例えば、私たちの社会にある、祝儀不祝儀に幾ら包むか…という問題ですが、
私は、昔からそのようなことに疎く、若い頃は、かなり非常識な
行動をとっていました。

非常識な人を人はどう見るか…
1.非常識な人だ。でも、特に悪意があるわけではないだろう、と考え、
  今まで通りに付き合ってくれる。

2. 非常識な人は、許せない。
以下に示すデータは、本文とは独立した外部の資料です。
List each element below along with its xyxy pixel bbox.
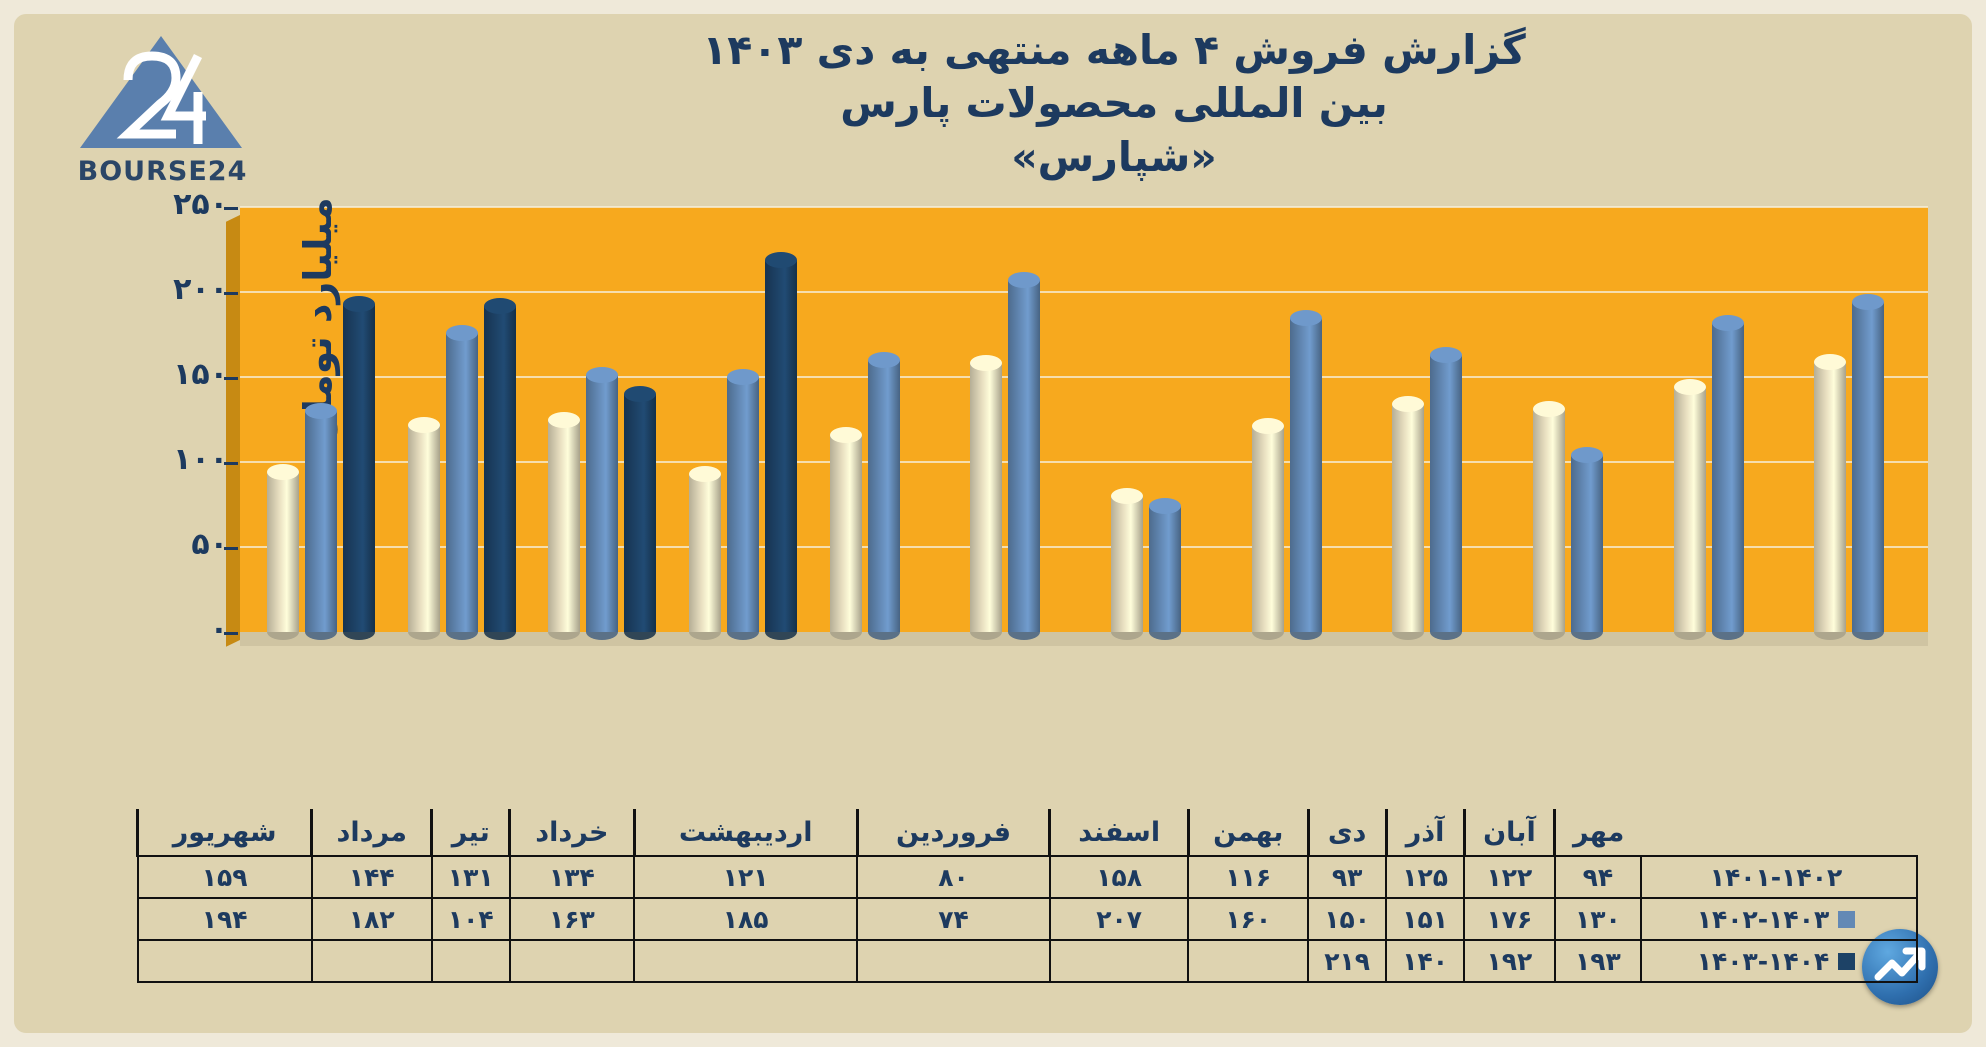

不快感が生じる、陰口悪口の対象にし、付き合わない。

3.そもそもそのような形式的なことは、気にしない。

「非常識な私」から見ると、人間は大きくこの三種類に分かれます。
今、目の前にいるAさんは、このうちのどれ?
Bさんは?Cさんは? ニコニコ笑ってるけど、心のうちではどう考えてる?
などと考え、そう簡単に信じるなんてできません。


何を言いたいかと言うと、社会にはこうすべきという型があって、
その型から外れることは悪とされてしまうことが多いので
型どおりに出来ない人は、なにかと誤解されるし、自分自身でも、
微妙な罪悪感や劣等感を持ちながら生きるしかないところに
追いつめられる、ということを言いたいのです。

ここでは、「祝儀不祝儀」を例にあげましたが、
実際、私たちの社会には、様々な問題でそのようなことがあると
感じます。



「意見を言う」ということは、自分とは違う意見の人に
どのように受け取られるかわからないという、リスクを冒すことになります。

頭の中に、様々な思惑が、生まれます。
目立とうとしている。カッコつけている。偉そうにしている。
本来の「議論」から外れて、そう言われることも多い社会ですから、
かなりの鬱陶しさを乗り越えられる強さがなければ、
なかなか発言できません。

そのような「発言しない」という態度を、為政者は、集団に黙って従う民族なのです、と理解するのでしょう。

人は様々なことを考えますし、性格も能力も様々です。

そのような人間が誰一人、存在を否定されることなく、表現の自由が保障されている、というのは、キリスト教的な価値観からきていると思うのですが、キリスト教的価値観を持たない、私たちの社会では、人権という言葉は掲げられていても、ものの考え方の中には、根づいていないのだと思います。

 

だからこそ、違うことや型破りを悪と見る考え方があり、それは、間違っている、と思いながらも、もし「空気の流れ」が「違うことは悪だ」と流れている場合には、「そんなのおかしい!」と思いながらも、黙ってそれに関わらない様に、見ないようにして、自分を守るのが、弱い人間の生き方だったのです。

 

この「おかしいなぁと思いながらも、黙って逆らわない」というこの態度は、小学校から高校まで続きます。かなり年季の入った熟練された態度です。そしていまや、大人になっても、しっかり「様子見をし」「空気を読んで」行動しているのです。

 

あえて言います。

共通の価値観を持たない人間同士は、信頼し合えません。

価値観については議論せず、システムだけで、しっかりとした社会を築こうとしてきたのが、これまでの日本ではないかと思いますが、

信頼し合えない人間同士の社会は、大丈夫なのでしょうか…。